Halfway through the season, the main concept is introduced — a concept that I don’t want to spoil. With the introduction and implementation of this idea, the season shifts. The tone becomes much more hopeful as people challenge these norms and assert more that they are going to be who they really are and will no longer hide. By the final episode, the culmination of everything the season is building towards, I was feeling incredibly emotional and filled with jubilation as this pursuit is realized to its fullest potential.
Hollywood presents us with a demonstration of how far we’ve come as a society. In 2020, the amount of inclusion and acceptance we have compared to 1947 is staggering. In the same vein, Hollywood shows how we could have become more inclusive and more accepting far earlier than we did in actuality. It is a reminder that we took far longer to get here than we needed to. Had some of the fictional characters that populate the show actually existed, perhaps we would have been decades ahead of where we currently stand.

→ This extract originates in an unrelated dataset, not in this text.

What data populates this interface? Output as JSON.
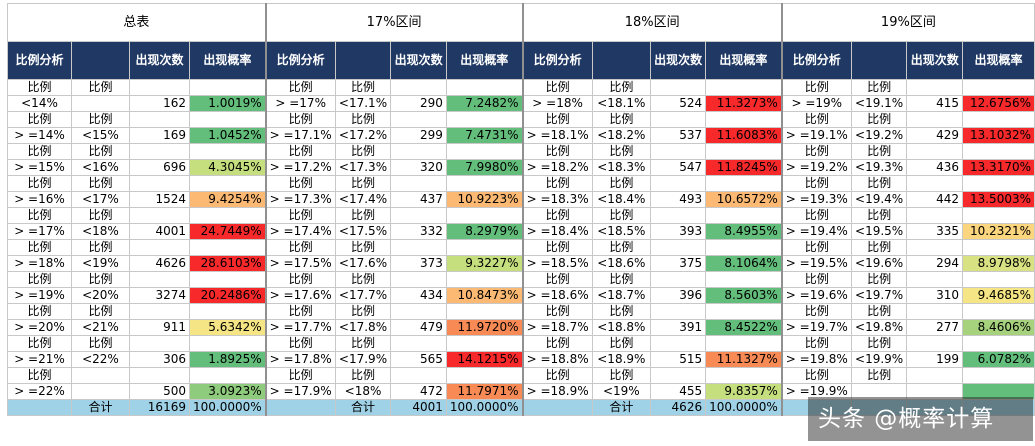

Hollywood is a beautiful show about confronting oppression and embracing who you really are. It portrays sexuality and race equality in an honest way, shining a light on the disgusting practices and infrastructures Hollywood has always had. The journey of these characters from adjusting to having to hide who they are to becoming proud and sincere in their identity is incredibly moving to watch. The shift in the season’s tone from solemn and depressing to hopeful and optimistic is representative of the shift in the characters’ own outlooks.
The show ends in a place that is already ahead of where we are today. When one person took a stand and said no, everything changed for the better. Everyone had lived thinking things simply could not be changed, but once the change came, the floodgates opened for a brand new society. Hollywood is a call to all creators out there to open the floodgates. We can’t actually change our past. We can’t undo the atrocities of yesterday, or change the disturbing history of our movies. What we can do is change tomorrow.
We could have had LGBTQ+ acceptance, and racial and gender equality a long time ago. We could have and didn’t, but we can now. What Hollywood asks of us is not to say, “Well, that’s just the way things are”, but rather to start saying “No, this isn’t right” and taking a stand.